“You’re his sister,” Jack Burns said, as if trying to get that point quite clear. He swung his baleful gaze on poor Barby Lampton.
“Yes, I am,” she said angrily, stung by the doubt in his voice. “I just got divorced, my only child’s in college, I sold my own home as part of the divorce settlement, and my brother invited me to help him house-hunt down here out of sheer kindness.”
“Of course, I see,” said Jack Burns with disbelief written on every crease in his heavy cheeks.
Martin Bartell’s hair might be white, but his eyebrows were still dark. Now they were drawn together ominously.
“When was the last time you saw Mrs. Greenhouse, Roe?” Jack Burns had switched his questioning abruptly to me.

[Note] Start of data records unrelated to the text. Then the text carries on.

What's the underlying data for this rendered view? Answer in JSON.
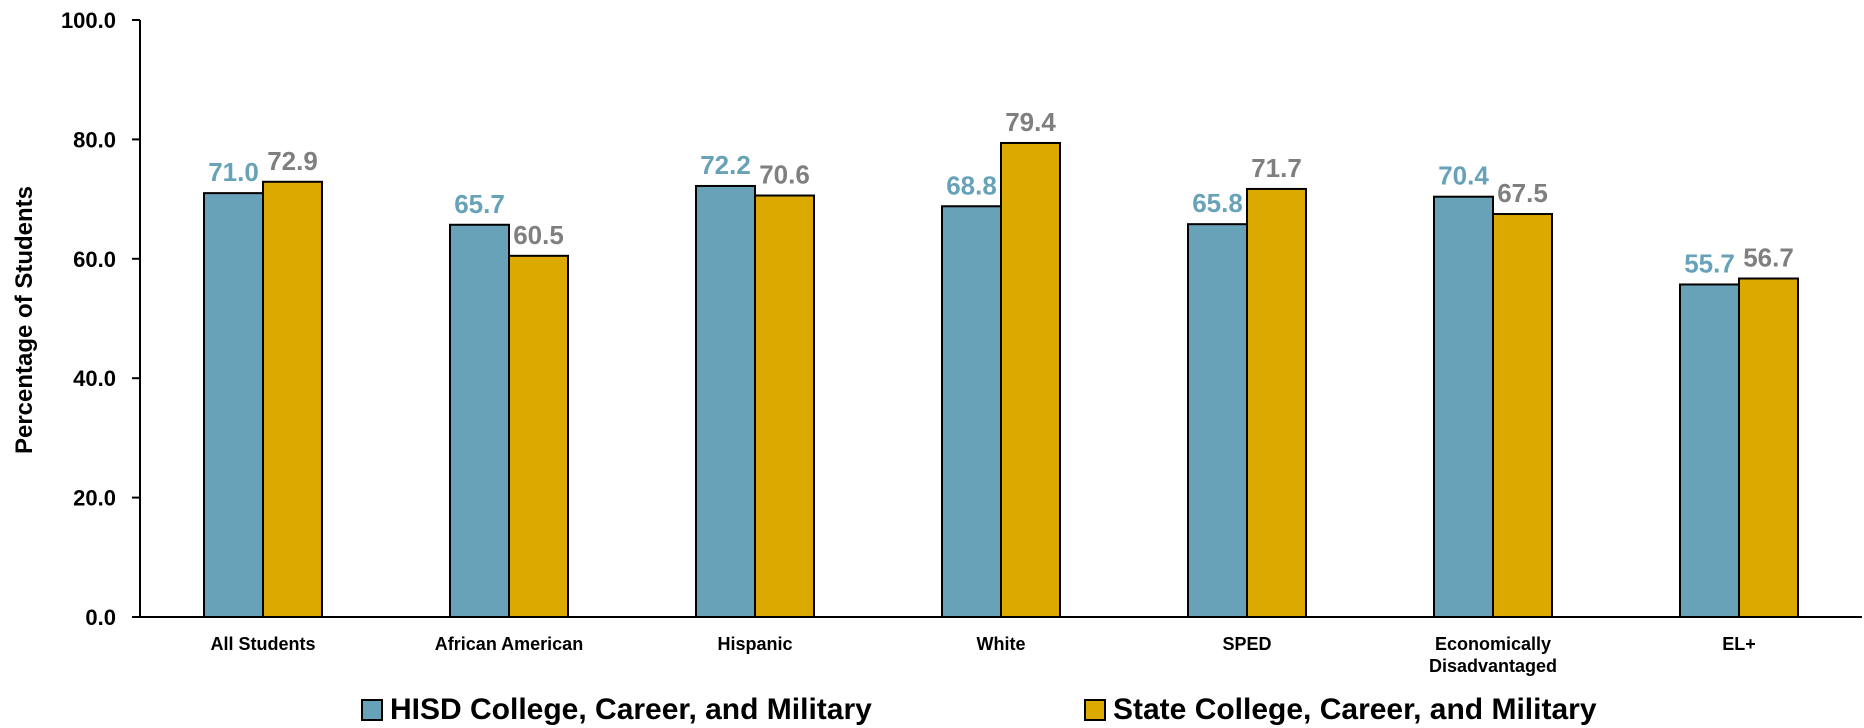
{
  "chart_data": {
    "type": "bar",
    "categories": [
      "All Students",
      "African American",
      "Hispanic",
      "White",
      "SPED",
      "Economically Disadvantaged",
      "EL+"
    ],
    "series": [
      {
        "name": "HISD College, Career, and Military",
        "values": [
          71.0,
          65.7,
          72.2,
          68.8,
          65.8,
          70.4,
          55.7
        ],
        "color": "#67A2B8",
        "label_color": "#67A2B8"
      },
      {
        "name": "State College, Career, and Military",
        "values": [
          72.9,
          60.5,
          70.6,
          79.4,
          71.7,
          67.5,
          56.7
        ],
        "color": "#DBA900",
        "label_color": "#7F7F7F"
      }
    ],
    "ylabel": "Percentage of Students",
    "ylim": [
      0,
      100
    ],
    "yticks": [
      "0.0",
      "20.0",
      "40.0",
      "60.0",
      "80.0",
      "100.0"
    ],
    "grid": false,
    "legend": "bottom"
  }
}
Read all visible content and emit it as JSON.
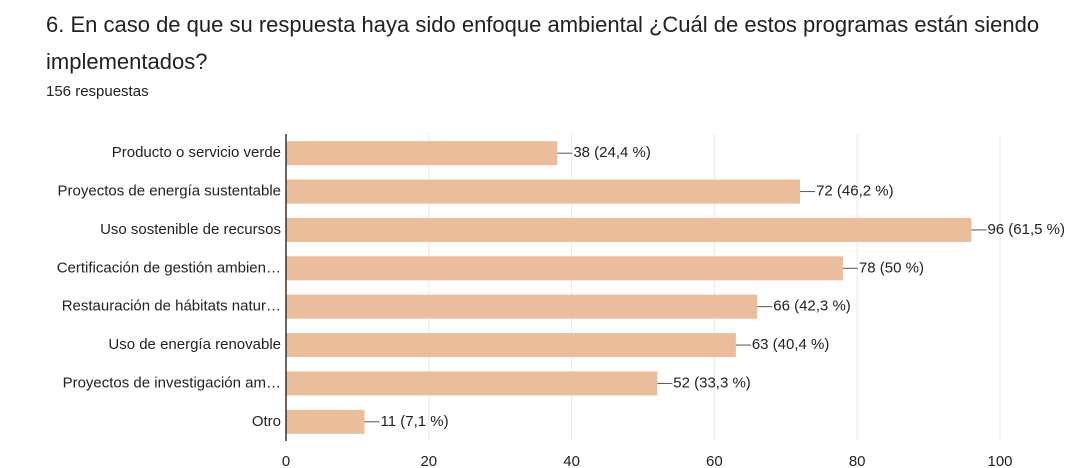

“I haven’t seen Tonia Lee to speak to in weeks, and then it was only a casual conversation at the beauty parlor.” Tonia Lee had been having a dye job and a cut, and I’d been having one of my rare trims. She had tried the whole time to find out how much money Jane Engle had left me.
“Mr. Bartell, had you contacted Mrs. Greenhouse about looking at any homes?” Jack Burns shot the question at the Pan-Am Agra manager as though he would enjoy beating the answer out of him. What a charmer.
I could see Martin taking a deep breath. “Mrs. Queensland here is the only realtor I have contacted in Lawrenceton,” he said firmly. “And now, if you’ll excuse me, Sergeant, my sister has had enough for this morning, and so have I. I have to get back to work.”
Without waiting for an answer, he got up and put his arm around his sister, who had risen even faster.
“Of course,” Burns said smoothly. “I’m so sorry I’ve been holding you all up! You just go on, now. But please, folks, keep everything you saw at the scene of the murder to yourselves. That would help us out a whole bunch.”
“I think we’ll be going, too,” my mother said coldly. “You know where we’ll be if you need us again.”